The 1986 tome has been adapted for the stage several times, and it’s the version by Ernest Zulia and David Caldwell that the Impromptu Players of Stageworks Theatre will present Friday and Saturday via Zoom.

Virtual tickets are selling briskly. Here’s the link.

“It’s encouraging,” says Stageworks executive and artistic director Karla Hartley, “to know that people want to get out – well, get out of their minds at least – and spend some time engaging in theater. It’s good to know. And we’ll probably be doing more and more of this sort of thing.”

The Impromptu cast consists of donors and supporters “who are not actors,” Hartley explains, “lawyers, doctors, real estate folk, that kind of thing. And when the world was normal, we would do three or four of these staged readings of plays every season, as standalone fundraisers.”

Director Karen Buesing’s cast includes at least one “real” actor (Stageworks regular Kari Goetz), plus St. Pete musician, writer and man-about town Paul Wilborn providing between-scenes music. The others are Kim Cummings.
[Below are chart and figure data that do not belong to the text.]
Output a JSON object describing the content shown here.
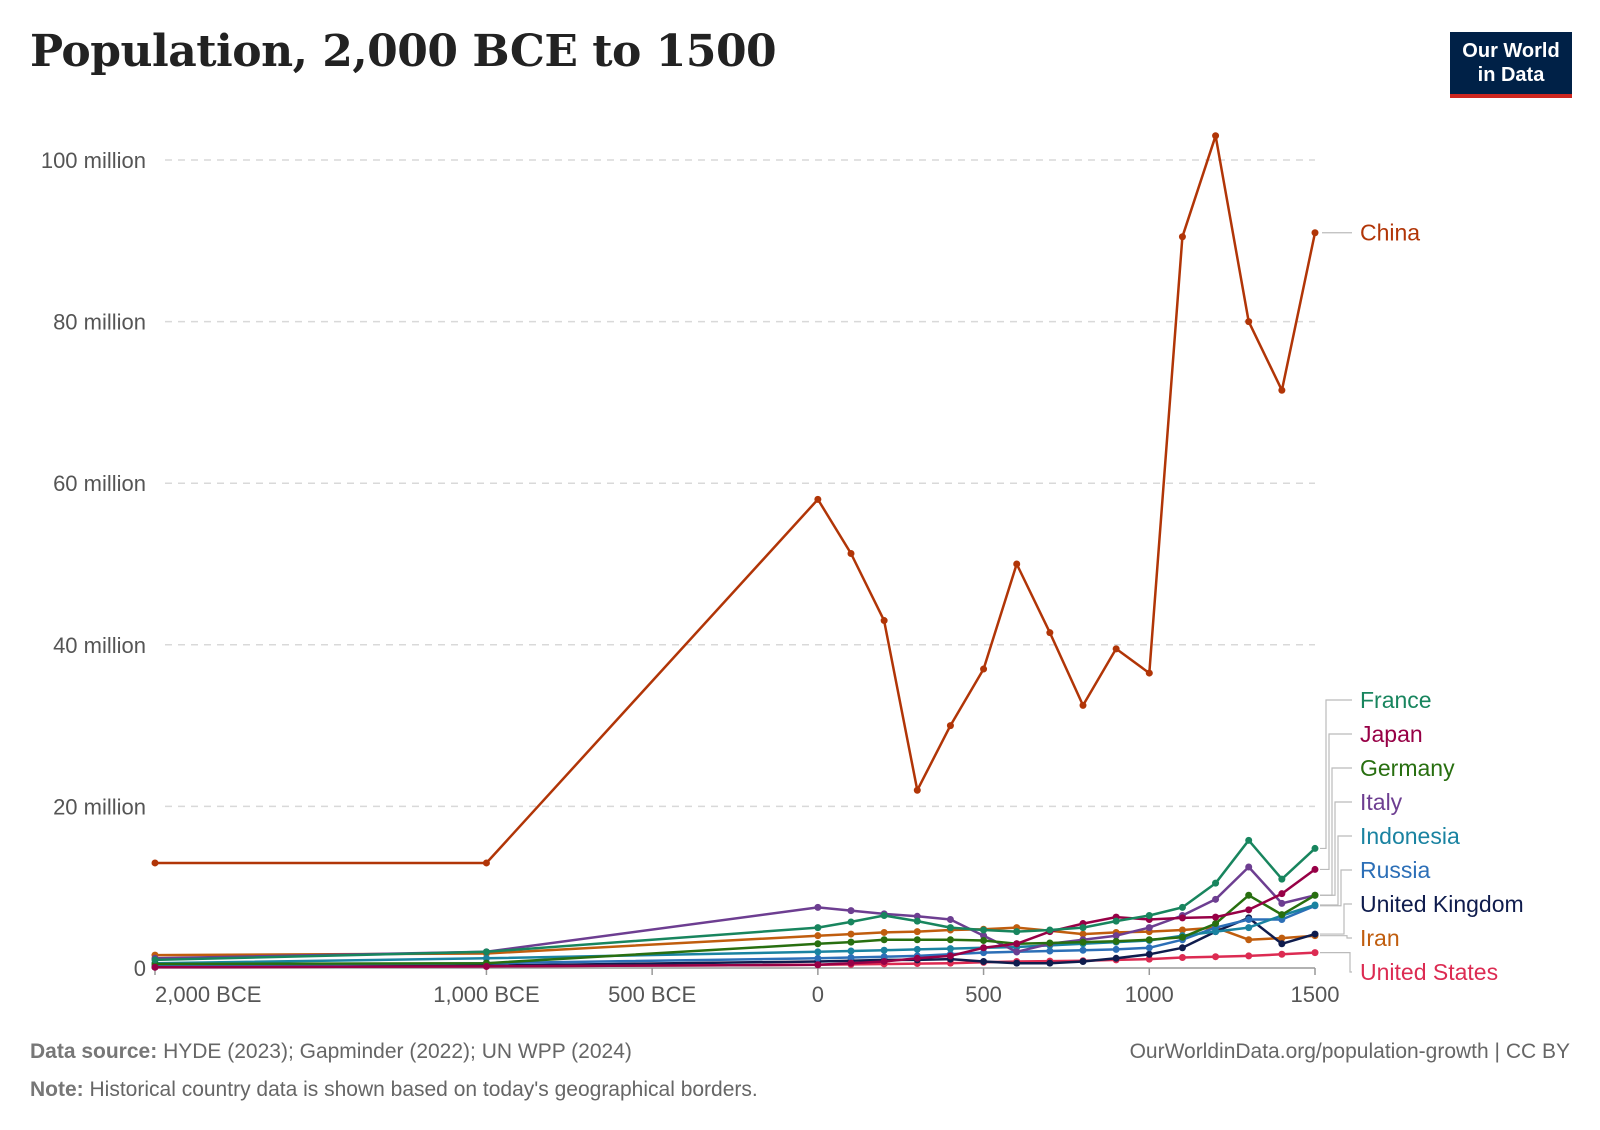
{
  "title": "Population, 2,000 BCE to 1500",
  "logo": {
    "line1": "Our World",
    "line2": "in Data"
  },
  "footer": {
    "source_label": "Data source:",
    "source_text": "HYDE (2023); Gapminder (2022); UN WPP (2024)",
    "note_label": "Note:",
    "note_text": "Historical country data is shown based on today's geographical borders.",
    "credit": "OurWorldinData.org/population-growth | CC BY"
  },
  "chart_data": {
    "type": "line",
    "title": "Population, 2,000 BCE to 1500",
    "xlabel": "",
    "ylabel": "",
    "xlim": [
      -2000,
      1500
    ],
    "ylim": [
      0,
      105000000
    ],
    "grid": "horizontal dashed",
    "legend": "right, labels at line ends",
    "x": [
      -2000,
      -1000,
      0,
      100,
      200,
      300,
      400,
      500,
      600,
      700,
      800,
      900,
      1000,
      1100,
      1200,
      1300,
      1400,
      1500
    ],
    "x_ticks": [
      {
        "value": -2000,
        "label": "2,000 BCE"
      },
      {
        "value": -1000,
        "label": "1,000 BCE"
      },
      {
        "value": -500,
        "label": "500 BCE"
      },
      {
        "value": 0,
        "label": "0"
      },
      {
        "value": 500,
        "label": "500"
      },
      {
        "value": 1000,
        "label": "1000"
      },
      {
        "value": 1500,
        "label": "1500"
      }
    ],
    "y_ticks": [
      {
        "value": 0,
        "label": "0"
      },
      {
        "value": 20000000,
        "label": "20 million"
      },
      {
        "value": 40000000,
        "label": "40 million"
      },
      {
        "value": 60000000,
        "label": "60 million"
      },
      {
        "value": 80000000,
        "label": "80 million"
      },
      {
        "value": 100000000,
        "label": "100 million"
      }
    ],
    "series": [
      {
        "name": "China",
        "color": "#b13507",
        "values": [
          13000000,
          13000000,
          58000000,
          51300000,
          43000000,
          22000000,
          30000000,
          37000000,
          50000000,
          41500000,
          32500000,
          39500000,
          36500000,
          90500000,
          103000000,
          80000000,
          71500000,
          91000000
        ]
      },
      {
        "name": "France",
        "color": "#18855e",
        "values": [
          1000000,
          2000000,
          5000000,
          5700000,
          6500000,
          5800000,
          5000000,
          4700000,
          4500000,
          4700000,
          5000000,
          5800000,
          6500000,
          7500000,
          10500000,
          15800000,
          11000000,
          14800000
        ]
      },
      {
        "name": "Japan",
        "color": "#970046",
        "values": [
          100000,
          200000,
          400000,
          600000,
          800000,
          1200000,
          1500000,
          2500000,
          3000000,
          4500000,
          5500000,
          6300000,
          6000000,
          6200000,
          6300000,
          7200000,
          9200000,
          12200000
        ]
      },
      {
        "name": "Germany",
        "color": "#286f10",
        "values": [
          500000,
          600000,
          3000000,
          3200000,
          3500000,
          3500000,
          3500000,
          3400000,
          3000000,
          3100000,
          3200000,
          3300000,
          3500000,
          3800000,
          5500000,
          9000000,
          6600000,
          9000000
        ]
      },
      {
        "name": "Italy",
        "color": "#6d3e91",
        "values": [
          1200000,
          2000000,
          7500000,
          7100000,
          6700000,
          6400000,
          6000000,
          4000000,
          2000000,
          3000000,
          3500000,
          4000000,
          5000000,
          6500000,
          8500000,
          12500000,
          8000000,
          9000000
        ]
      },
      {
        "name": "Indonesia",
        "color": "#1a83a1",
        "values": [
          600000,
          1200000,
          2000000,
          2100000,
          2200000,
          2300000,
          2400000,
          2500000,
          2600000,
          2800000,
          3000000,
          3200000,
          3400000,
          4000000,
          4500000,
          5000000,
          6500000,
          7800000
        ]
      },
      {
        "name": "Russia",
        "color": "#2c6fb7",
        "values": [
          300000,
          600000,
          1200000,
          1300000,
          1400000,
          1500000,
          1700000,
          1900000,
          2000000,
          2100000,
          2200000,
          2300000,
          2500000,
          3500000,
          5000000,
          6000000,
          6000000,
          7700000
        ]
      },
      {
        "name": "United Kingdom",
        "color": "#0f1c4d",
        "values": [
          100000,
          300000,
          800000,
          900000,
          1000000,
          1000000,
          1100000,
          800000,
          600000,
          600000,
          800000,
          1200000,
          1700000,
          2500000,
          4500000,
          6200000,
          3000000,
          4200000
        ]
      },
      {
        "name": "Iran",
        "color": "#c05d0e",
        "values": [
          1600000,
          1800000,
          4000000,
          4200000,
          4400000,
          4500000,
          4700000,
          4800000,
          5000000,
          4600000,
          4200000,
          4400000,
          4500000,
          4700000,
          5000000,
          3500000,
          3700000,
          4000000
        ]
      },
      {
        "name": "United States",
        "color": "#dc2b52",
        "values": [
          100000,
          200000,
          400000,
          450000,
          500000,
          550000,
          600000,
          700000,
          800000,
          850000,
          900000,
          1000000,
          1100000,
          1300000,
          1400000,
          1500000,
          1700000,
          1900000
        ]
      }
    ]
  }
}
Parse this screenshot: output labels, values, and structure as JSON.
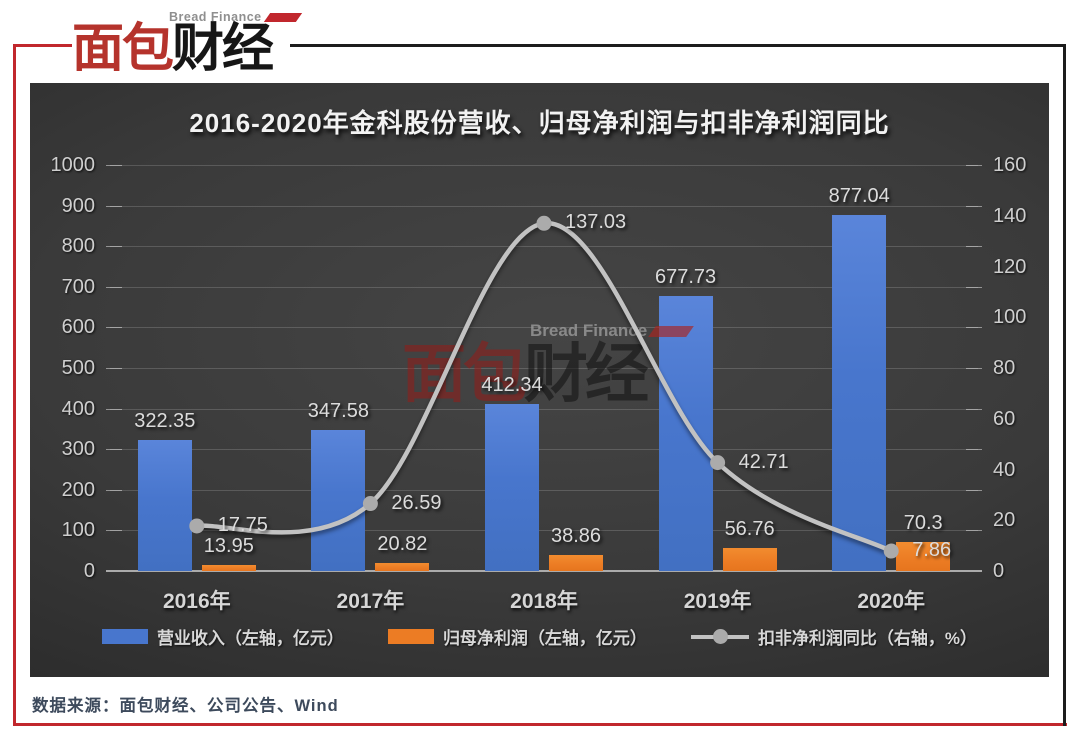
{
  "logo": {
    "brand_en": "Bread Finance",
    "brand_cn_red": "面包",
    "brand_cn_black": "财经"
  },
  "watermark": {
    "brand_en": "Bread Finance",
    "brand_cn_red": "面包",
    "brand_cn_black": "财经"
  },
  "footer": {
    "source_note": "数据来源：面包财经、公司公告、Wind"
  },
  "colors": {
    "frame_red": "#c1272d",
    "frame_black": "#1c1c1c",
    "bar_blue": "#4876cd",
    "bar_orange": "#ec7c24",
    "line_gray": "#c2c2c2",
    "marker_gray": "#ababab",
    "panel_bg": "#3a3a3a"
  },
  "chart_data": {
    "type": "bar",
    "subtype": "combo-bar-line-dual-axis",
    "title": "2016-2020年金科股份营收、归母净利润与扣非净利润同比",
    "categories": [
      "2016年",
      "2017年",
      "2018年",
      "2019年",
      "2020年"
    ],
    "series": [
      {
        "name": "营业收入（左轴，亿元）",
        "type": "bar",
        "axis": "left",
        "color_key": "bar_blue",
        "values": [
          322.35,
          347.58,
          412.34,
          677.73,
          877.04
        ]
      },
      {
        "name": "归母净利润（左轴，亿元）",
        "type": "bar",
        "axis": "left",
        "color_key": "bar_orange",
        "values": [
          13.95,
          20.82,
          38.86,
          56.76,
          70.3
        ]
      },
      {
        "name": "扣非净利润同比（右轴，%）",
        "type": "line",
        "axis": "right",
        "color_key": "line_gray",
        "values": [
          17.75,
          26.59,
          137.03,
          42.71,
          7.86
        ]
      }
    ],
    "left_axis": {
      "min": 0,
      "max": 1000,
      "step": 100
    },
    "right_axis": {
      "min": 0,
      "max": 160,
      "step": 20
    },
    "grid": true,
    "legend_position": "bottom",
    "data_labels": true
  }
}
Matt Newton, Harold Oehler, Cathy Unruh, Tom Scarritt, Janet Scaglione, Jerry Slutzky and Helen Techier. “In the past, we’ve had the occasional genuine actor, but for the most part it’s non-actors who are just having a bit of fun and trying to support the theater.”

All I Really Need to Know I Learned in Kindergarten (Saturday and Sunday, Aug. 28 and 29 at 8 p.m.) is an hourlong series of vignettes, with singing and dancing.

“I think it’s a lovely play to be doing at this time,” says Hartley. “Because generally it’s about kindness, and being good to other people, which is something we need more of.”